Children and youth advocates are hoping that changes this week and the Liberals make good on a 2015 campaign pledge to create a children's commissioner.
Groups including Children First Canada and UNICEF have asked for $8 million in annual funding for the watchdog that would monitor and report on how well the federal government is meeting its obligations to children under international law and domestic promises.
A federal ombudsperson would also monitor issues beyond the reach of provincial commissioners, such as the impact from marriage, divorce and criminal laws, as well as federal obligations to Indigenous children.
Sara Austin, founder and CEO of Children First Canada, said there has been support from parties, including the current government.
She said the pandemic and its impact on children in the short- and long-term makes a strong case for why the Liberals should finally follow through on the almost seven-year-old spending pledge.
"There is support at the highest levels of our current government for it, but I guess the question is, is this the government's priority right now?" Austin said.
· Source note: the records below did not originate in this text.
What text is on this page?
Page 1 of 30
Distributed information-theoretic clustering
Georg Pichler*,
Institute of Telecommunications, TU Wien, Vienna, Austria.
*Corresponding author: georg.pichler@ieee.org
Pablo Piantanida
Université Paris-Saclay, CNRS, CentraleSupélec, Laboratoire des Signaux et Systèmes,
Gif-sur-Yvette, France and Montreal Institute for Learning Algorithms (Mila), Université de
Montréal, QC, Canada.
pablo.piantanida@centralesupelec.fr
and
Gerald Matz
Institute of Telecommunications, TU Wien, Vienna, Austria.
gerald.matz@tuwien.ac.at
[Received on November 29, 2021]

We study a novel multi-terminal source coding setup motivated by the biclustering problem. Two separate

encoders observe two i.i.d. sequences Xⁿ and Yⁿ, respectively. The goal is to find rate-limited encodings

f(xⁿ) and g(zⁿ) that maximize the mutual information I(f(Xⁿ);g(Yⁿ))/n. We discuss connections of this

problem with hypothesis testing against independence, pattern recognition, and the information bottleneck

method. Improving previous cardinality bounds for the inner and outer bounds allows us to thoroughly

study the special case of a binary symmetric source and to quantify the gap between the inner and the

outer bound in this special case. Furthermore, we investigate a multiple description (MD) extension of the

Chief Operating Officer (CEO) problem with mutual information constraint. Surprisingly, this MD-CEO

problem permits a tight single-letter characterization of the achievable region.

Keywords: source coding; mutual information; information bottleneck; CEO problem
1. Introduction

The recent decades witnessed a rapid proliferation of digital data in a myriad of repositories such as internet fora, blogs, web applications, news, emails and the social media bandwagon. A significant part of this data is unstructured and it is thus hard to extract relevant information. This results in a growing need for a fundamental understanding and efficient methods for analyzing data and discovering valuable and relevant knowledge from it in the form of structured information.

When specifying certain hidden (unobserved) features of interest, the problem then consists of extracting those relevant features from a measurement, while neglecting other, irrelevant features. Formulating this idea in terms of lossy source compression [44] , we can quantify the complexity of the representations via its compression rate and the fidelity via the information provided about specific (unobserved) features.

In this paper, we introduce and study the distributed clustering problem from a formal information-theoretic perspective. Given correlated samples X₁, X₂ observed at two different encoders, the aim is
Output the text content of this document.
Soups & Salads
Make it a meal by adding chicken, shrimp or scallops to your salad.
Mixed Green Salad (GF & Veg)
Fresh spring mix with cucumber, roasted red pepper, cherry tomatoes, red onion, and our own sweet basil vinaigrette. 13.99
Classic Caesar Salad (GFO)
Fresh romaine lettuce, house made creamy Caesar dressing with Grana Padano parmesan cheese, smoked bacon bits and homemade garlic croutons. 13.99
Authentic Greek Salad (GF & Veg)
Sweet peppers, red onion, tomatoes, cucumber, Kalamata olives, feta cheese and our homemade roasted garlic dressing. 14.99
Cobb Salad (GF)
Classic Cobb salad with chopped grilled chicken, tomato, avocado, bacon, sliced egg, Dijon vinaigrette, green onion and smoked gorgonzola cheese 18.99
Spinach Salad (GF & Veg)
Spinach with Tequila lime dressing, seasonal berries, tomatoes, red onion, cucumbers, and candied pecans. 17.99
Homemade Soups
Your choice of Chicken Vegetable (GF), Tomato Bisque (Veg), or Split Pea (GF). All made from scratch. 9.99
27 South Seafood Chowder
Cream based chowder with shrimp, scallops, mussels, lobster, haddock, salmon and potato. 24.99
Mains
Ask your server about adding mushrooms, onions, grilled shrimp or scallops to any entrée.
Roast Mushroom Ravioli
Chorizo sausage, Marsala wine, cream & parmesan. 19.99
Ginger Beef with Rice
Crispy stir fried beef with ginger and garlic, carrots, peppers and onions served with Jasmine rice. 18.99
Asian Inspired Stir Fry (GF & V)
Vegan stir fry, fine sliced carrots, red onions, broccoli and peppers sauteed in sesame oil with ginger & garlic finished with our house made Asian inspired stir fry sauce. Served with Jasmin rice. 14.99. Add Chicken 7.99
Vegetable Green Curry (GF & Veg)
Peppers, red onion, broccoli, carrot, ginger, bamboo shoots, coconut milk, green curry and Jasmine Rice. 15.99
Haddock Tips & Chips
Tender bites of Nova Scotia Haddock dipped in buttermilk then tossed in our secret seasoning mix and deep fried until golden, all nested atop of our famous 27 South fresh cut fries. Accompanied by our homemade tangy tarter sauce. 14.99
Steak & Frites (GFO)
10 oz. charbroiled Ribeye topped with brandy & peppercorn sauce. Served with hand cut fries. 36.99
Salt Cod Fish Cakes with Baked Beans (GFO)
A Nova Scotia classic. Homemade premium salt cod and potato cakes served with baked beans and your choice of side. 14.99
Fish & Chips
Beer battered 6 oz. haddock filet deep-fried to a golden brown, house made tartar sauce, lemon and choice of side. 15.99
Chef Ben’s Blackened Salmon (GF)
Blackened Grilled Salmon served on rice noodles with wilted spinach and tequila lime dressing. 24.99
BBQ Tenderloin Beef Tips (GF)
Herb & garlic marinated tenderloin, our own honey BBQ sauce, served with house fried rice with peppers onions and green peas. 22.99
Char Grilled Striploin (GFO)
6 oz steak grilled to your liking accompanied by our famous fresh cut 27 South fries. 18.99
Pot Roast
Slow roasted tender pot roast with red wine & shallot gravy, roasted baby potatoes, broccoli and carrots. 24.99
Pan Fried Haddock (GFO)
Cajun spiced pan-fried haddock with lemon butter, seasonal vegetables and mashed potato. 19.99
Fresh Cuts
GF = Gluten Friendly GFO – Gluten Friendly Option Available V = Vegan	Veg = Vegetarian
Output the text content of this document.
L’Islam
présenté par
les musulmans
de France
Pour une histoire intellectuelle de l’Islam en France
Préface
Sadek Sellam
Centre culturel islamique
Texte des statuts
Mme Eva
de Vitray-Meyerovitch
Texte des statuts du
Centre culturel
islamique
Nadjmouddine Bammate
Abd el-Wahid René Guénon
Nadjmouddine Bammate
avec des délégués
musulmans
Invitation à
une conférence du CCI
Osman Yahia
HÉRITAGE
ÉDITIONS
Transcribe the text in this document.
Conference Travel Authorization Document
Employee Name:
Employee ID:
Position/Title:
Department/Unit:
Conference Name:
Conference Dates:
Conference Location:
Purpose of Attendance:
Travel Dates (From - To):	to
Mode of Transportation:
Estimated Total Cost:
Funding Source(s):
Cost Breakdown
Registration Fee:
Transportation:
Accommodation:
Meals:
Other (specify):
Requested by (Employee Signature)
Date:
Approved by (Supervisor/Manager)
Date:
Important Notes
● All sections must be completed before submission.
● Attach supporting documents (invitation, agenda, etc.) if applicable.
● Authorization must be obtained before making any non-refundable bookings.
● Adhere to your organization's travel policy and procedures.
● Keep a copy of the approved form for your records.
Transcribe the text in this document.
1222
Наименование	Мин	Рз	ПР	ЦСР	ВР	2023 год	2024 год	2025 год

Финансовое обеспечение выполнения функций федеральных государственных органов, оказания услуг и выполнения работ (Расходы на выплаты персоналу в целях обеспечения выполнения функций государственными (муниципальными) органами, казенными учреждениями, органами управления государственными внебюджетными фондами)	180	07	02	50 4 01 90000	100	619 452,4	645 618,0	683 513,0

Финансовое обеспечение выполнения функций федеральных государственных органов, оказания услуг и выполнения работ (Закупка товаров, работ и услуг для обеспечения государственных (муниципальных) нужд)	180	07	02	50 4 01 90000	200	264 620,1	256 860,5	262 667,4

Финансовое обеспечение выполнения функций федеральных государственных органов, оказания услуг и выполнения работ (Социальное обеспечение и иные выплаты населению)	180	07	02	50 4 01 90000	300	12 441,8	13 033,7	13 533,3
"There are many competing priorities right now, as we all know, with the ongoing COVID recovery plan, the war in Ukraine, the new commitments around dental care and pharmacare. I don't know where this will sit in the grand scheme of things."
The push to create a commissioner started before the current government's term, and has continued since the Liberals took office, including from senators and opposition MPs whose parliamentary efforts never cross the legislative finish line.
Liberal MP Marc Garneau, who proposed creating a commissioner while in opposition, said children still need their own federal advocate despite measurable improvements over recent years, such as declining poverty rates.
"Although things have improved with respect to poverty and guaranteed child benefits and child-care programs, children are still largely invisible because they have no voice," said Garneau, who spent almost six years in Prime Minister Justin Trudeau's cabinet.
Despite privately advocating for a children's watchdog since 2015, Garneau said the government must make decisions about how to spend finite resources. Issues higher on the priority list often make the cut for the budget.
"It's quite possible that it just won't make it into the high level of priority despite the fact that it involves very, very modest costs," Garneau said about his hopes for Thursday's budget.
"I would argue that it is a small amount of money that is well invested because we're talking about the future of the country. We're talking about our children."